I love the short winter days and the long, nuanced nights: I love getting up in dark, and picking my way to our little sun room, to squint up at the clouds packing themselves around the moon, or at the few stray stars vanishing westward. Sun is all very well, but a little goes a long way with me.
It's partly because I love this time of year, the long dream time, that I resent the holidays so much: all that aggressive, brassy cheer, all the noise and glare, which the perpetrators themselves confess is the expression of their own fear of the quiet and the dark. I like the quiet and the dark. I don't need the sun's company first thing in the morning every day. I can find my way about the house by feel, or the odd reflection of moon or streetlight, slantwise through beveled glass. It perplexes me that the same people who love being up late at night -- when, in case you hadn't noticed, it is also cold and dark -- make such a fuss about the cold dark winter mornings. It's supposed to be cold and dark. It's January. The earth has tilted this way for a long time.
I love walking, morning or evening, in the dark, with the towers of cloud swaying over my head, and slowly tumbling down to the horizon line. The glimpsed stars, marking the wheeling heaven. Not the boasting sun, which blots everything else out and pretends to be walking alone. The night sky obviously wheels in concert, every star inset in some larger movement. The sun encourages us to believe in its agency, but the night sky invites us to acknowledge that it is we who are moving, we who are whirling around and around and around. Everything seems to be falling down the slippery west of heaven, until you see it, actually see that it's the horizon climbing. Once seen, never forgotten.
Or you can crouch inside your house with all the lights on, and your garish lighted Christmas tree, and pretend your little human story is the fixed center of the universe. But it's still out there, the stars and the surging horizon. It's all far older and wilder than we are.
3 comments:
As one who also rises before dawn, I could feel this, feel myself padding through the dark, quiet house.
I will not rise before dawn in winter.
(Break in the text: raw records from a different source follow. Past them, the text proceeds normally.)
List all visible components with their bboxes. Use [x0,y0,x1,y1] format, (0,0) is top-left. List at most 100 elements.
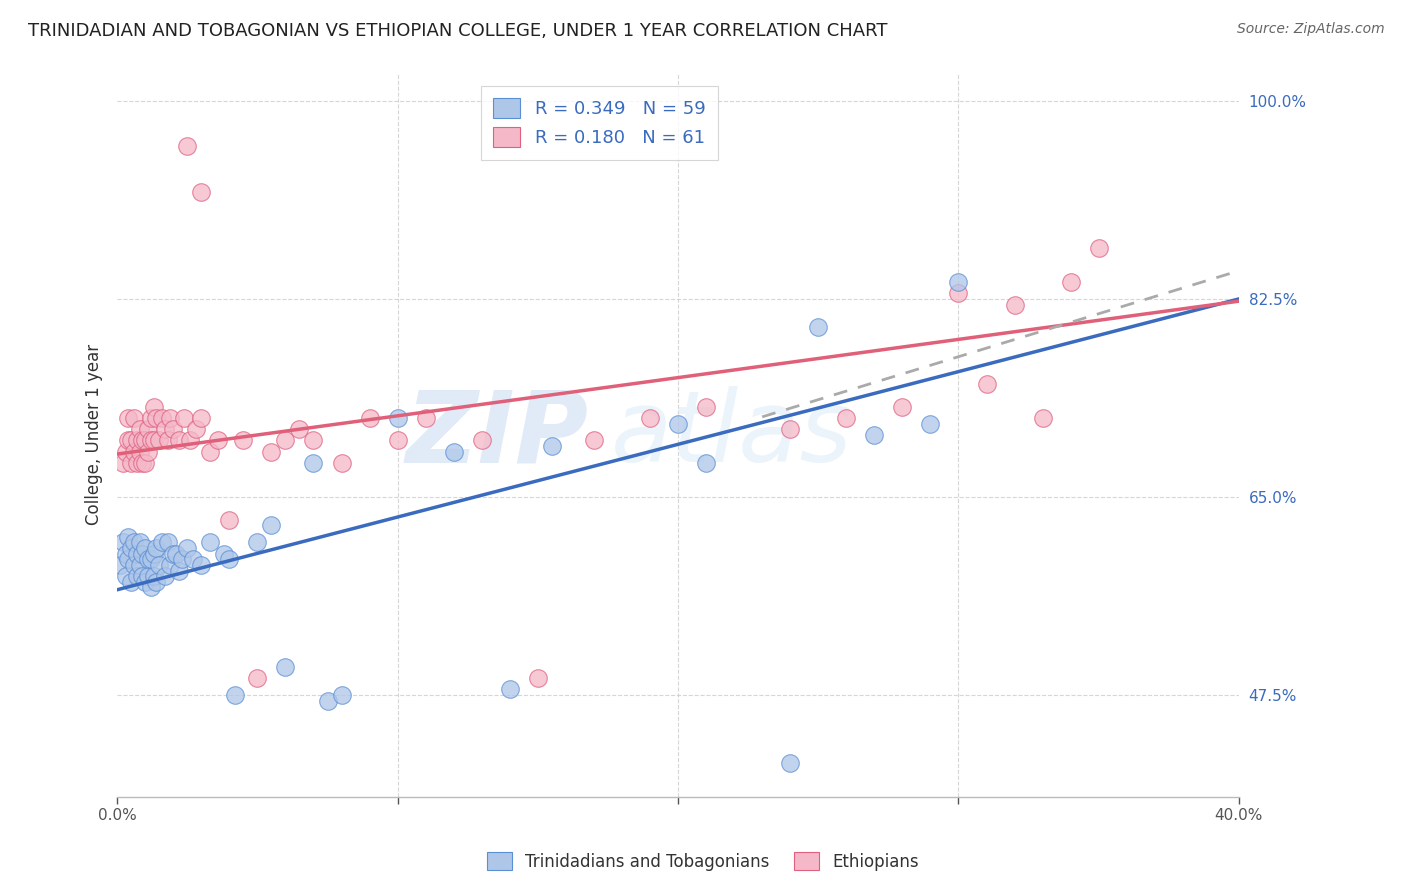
Point [274,659,297,673]
Point [1087,241,1109,255]
Point [114,569,136,583]
Point [387,410,409,425]
Point [218,552,240,566]
Point [159,558,181,572]
Point [128,558,150,572]
Point [316,693,339,707]
Point [156,434,179,448]
Point [260,444,283,458]
Point [111,456,134,470]
Y-axis label: College, Under 1 year: College, Under 1 year [86,344,103,525]
Point [170,552,193,566]
Point [117,434,139,448]
Point [471,434,494,448]
Point [246,535,269,549]
Point [666,417,689,431]
Point [131,434,153,448]
Point [173,410,195,425]
Point [120,541,142,555]
Text: Source: ZipAtlas.com: Source: ZipAtlas.com [1237,22,1385,37]
Point [330,456,353,470]
Point [142,434,165,448]
Point [159,410,181,425]
Point [120,574,142,589]
Point [948,275,970,289]
Point [145,574,167,589]
Point [224,688,246,702]
Point [162,547,184,561]
Point [260,518,283,533]
Point [122,535,145,549]
Point [111,535,134,549]
Legend: Trinidadians and Tobagonians, Ethiopians: Trinidadians and Tobagonians, Ethiopians [478,844,928,880]
Point [128,444,150,458]
Point [207,434,229,448]
Point [443,444,465,458]
Legend: R = 0.349   N = 59, R = 0.180   N = 61: R = 0.349 N = 59, R = 0.180 N = 61 [481,86,718,160]
Point [920,417,942,431]
Point [1059,275,1081,289]
Point [162,422,184,436]
Point [128,535,150,549]
Point [582,434,605,448]
Point [134,574,156,589]
Point [134,456,156,470]
Point [136,422,159,436]
Text: ZIP: ZIP [405,386,588,483]
Point [288,422,311,436]
Point [695,400,717,414]
Point [190,558,212,572]
Point [891,400,914,414]
Point [499,682,522,697]
Point [131,456,153,470]
Point [125,569,148,583]
Point [139,434,162,448]
Point [145,541,167,555]
Point [142,569,165,583]
Point [128,422,150,436]
Point [807,320,830,334]
Point [541,439,564,453]
Point [330,688,353,702]
Point [167,564,190,578]
Point [148,558,170,572]
Point [153,569,176,583]
Point [863,427,886,442]
Point [976,376,998,391]
Point [117,530,139,544]
Point [184,422,207,436]
Point [148,434,170,448]
Point [136,569,159,583]
Point [122,410,145,425]
Point [165,547,187,561]
Point [218,513,240,527]
Point [246,671,269,685]
Point [198,535,221,549]
Point [142,547,165,561]
Point [120,456,142,470]
Point [136,552,159,566]
Point [1032,410,1054,425]
Point [136,444,159,458]
Point [1004,298,1026,312]
Point [302,434,325,448]
Point [125,547,148,561]
Point [156,535,179,549]
Point [134,434,156,448]
Point [835,410,858,425]
Point [131,569,153,583]
Text: TRINIDADIAN AND TOBAGONIAN VS ETHIOPIAN COLLEGE, UNDER 1 YEAR CORRELATION CHART: TRINIDADIAN AND TOBAGONIAN VS ETHIOPIAN … [28,22,887,40]
Point [153,422,176,436]
Point [150,410,173,425]
Point [125,456,148,470]
Point [134,541,156,555]
Point [142,400,165,414]
Point [150,535,173,549]
Point [139,581,162,595]
Point [117,552,139,566]
Point [125,434,148,448]
Point [212,547,235,561]
Point [779,422,801,436]
Point [302,456,325,470]
Point [387,434,409,448]
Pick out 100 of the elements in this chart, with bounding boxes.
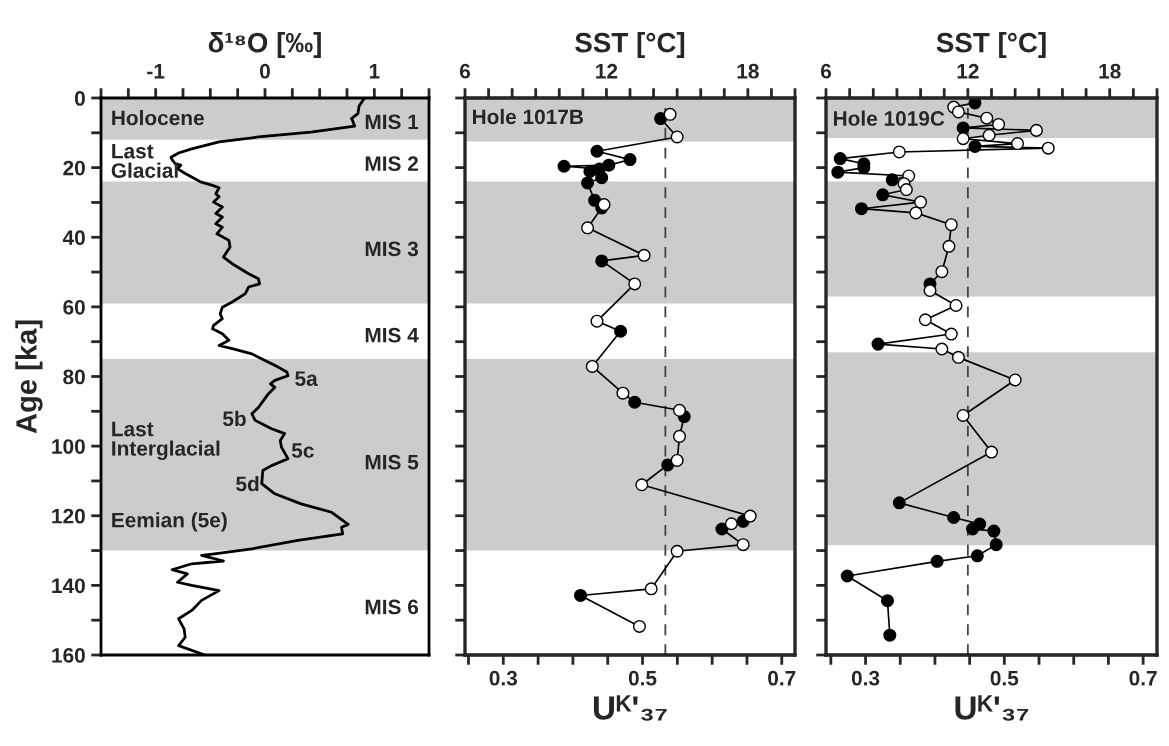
annotation: Eemian (5e)	[112, 512, 227, 532]
x-tick-label: 18	[1099, 63, 1121, 79]
point	[661, 458, 675, 472]
point	[942, 239, 956, 253]
y-tick-label: 100	[52, 439, 85, 454]
point	[628, 277, 642, 291]
point	[892, 496, 906, 510]
point	[635, 478, 649, 492]
point	[956, 121, 970, 135]
annotation: MIS 1	[365, 114, 419, 130]
point	[918, 313, 932, 327]
x-tick-label: 1	[369, 64, 380, 79]
point	[595, 254, 609, 268]
point	[628, 395, 642, 409]
x-axis-title: SST [°C]	[936, 32, 1046, 58]
point	[956, 408, 970, 422]
point	[743, 509, 757, 523]
point	[840, 569, 854, 583]
point	[632, 619, 646, 633]
point	[1041, 141, 1055, 155]
point	[670, 544, 684, 558]
point	[573, 588, 588, 602]
x-tick-label: 0	[260, 63, 270, 79]
point	[581, 176, 595, 190]
point	[944, 218, 958, 232]
y-tick-label: 80	[63, 369, 85, 385]
point	[949, 298, 963, 312]
annotation: 5a	[295, 371, 318, 386]
x2-tick-label: 0.3	[489, 670, 518, 686]
y-tick-label: 20	[63, 160, 85, 176]
point	[923, 284, 937, 298]
point	[1008, 373, 1022, 387]
point	[672, 429, 687, 443]
point	[930, 554, 944, 568]
annotation: MIS 5	[365, 454, 419, 470]
point	[595, 171, 609, 185]
point	[984, 445, 999, 459]
annotation: Hole 1017B	[472, 108, 583, 125]
point	[672, 403, 687, 417]
annotation: Hole 1019C	[834, 110, 945, 126]
point	[1029, 123, 1043, 137]
point	[736, 538, 750, 552]
point	[982, 128, 996, 142]
point	[947, 510, 961, 524]
point	[914, 195, 928, 209]
x-tick-label: 18	[737, 63, 759, 79]
point	[944, 327, 958, 341]
point	[968, 139, 982, 153]
y-tick-label: 0	[74, 91, 85, 106]
x-tick-label: 6	[459, 63, 471, 79]
y-tick-label: 60	[63, 299, 85, 315]
point	[885, 173, 899, 187]
point	[581, 221, 595, 235]
y-tick-label: 160	[52, 648, 85, 663]
y-tick-label: 140	[52, 578, 85, 594]
point	[883, 628, 897, 642]
annotation: MIS 6	[365, 599, 419, 615]
point	[654, 112, 668, 126]
point	[909, 206, 923, 220]
x2-axis-title: Uᴷ'₃₇	[593, 695, 667, 721]
annotation: MIS 2	[365, 156, 418, 171]
point	[724, 517, 738, 531]
x-tick-label: -1	[147, 64, 165, 79]
point	[1011, 137, 1025, 151]
x-tick-label: 12	[957, 63, 979, 79]
y-tick-label: 120	[52, 508, 85, 524]
point	[892, 145, 906, 159]
annotation: 5c	[291, 443, 314, 458]
point	[833, 152, 847, 166]
annotation: Last Interglacial	[112, 421, 220, 461]
point	[854, 202, 868, 216]
point	[951, 105, 965, 119]
x-tick-label: 6	[820, 63, 832, 79]
point	[970, 549, 984, 563]
point	[583, 164, 597, 178]
x2-tick-label: 0.7	[768, 670, 796, 686]
annotation: 5b	[223, 410, 246, 427]
point	[992, 117, 1006, 131]
annotation: Holocene	[112, 110, 204, 126]
point	[876, 188, 890, 202]
point	[585, 359, 599, 373]
x2-tick-label: 0.5	[628, 670, 657, 686]
y-axis-title: Age [ka]	[15, 320, 43, 434]
point	[980, 111, 994, 125]
point	[663, 107, 677, 121]
x-axis-title: δ¹⁸O [‰]	[208, 32, 321, 58]
y-tick-label: 40	[62, 230, 85, 245]
annotation: MIS 3	[365, 241, 419, 257]
point	[637, 248, 651, 262]
point	[935, 265, 949, 279]
point	[670, 453, 684, 467]
point	[956, 132, 970, 146]
point	[871, 337, 885, 351]
point	[899, 183, 913, 197]
point	[831, 165, 845, 179]
point	[590, 144, 604, 158]
point	[987, 524, 1001, 538]
point	[614, 324, 628, 338]
point	[935, 342, 949, 356]
point	[644, 582, 658, 596]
I will, however, rise in the murky light of some kind of sunrise, and light candles, and then feed the cat. And then boil water and make tea. And sit for a bit.
Once again you companion me, this time through the dark!
thank you for writing
I too get up in the dark, and find that the light of a candle is about as much as I can stand at that time, and is enough to help me find my way around the house without opening curtains (which would let in streetlight).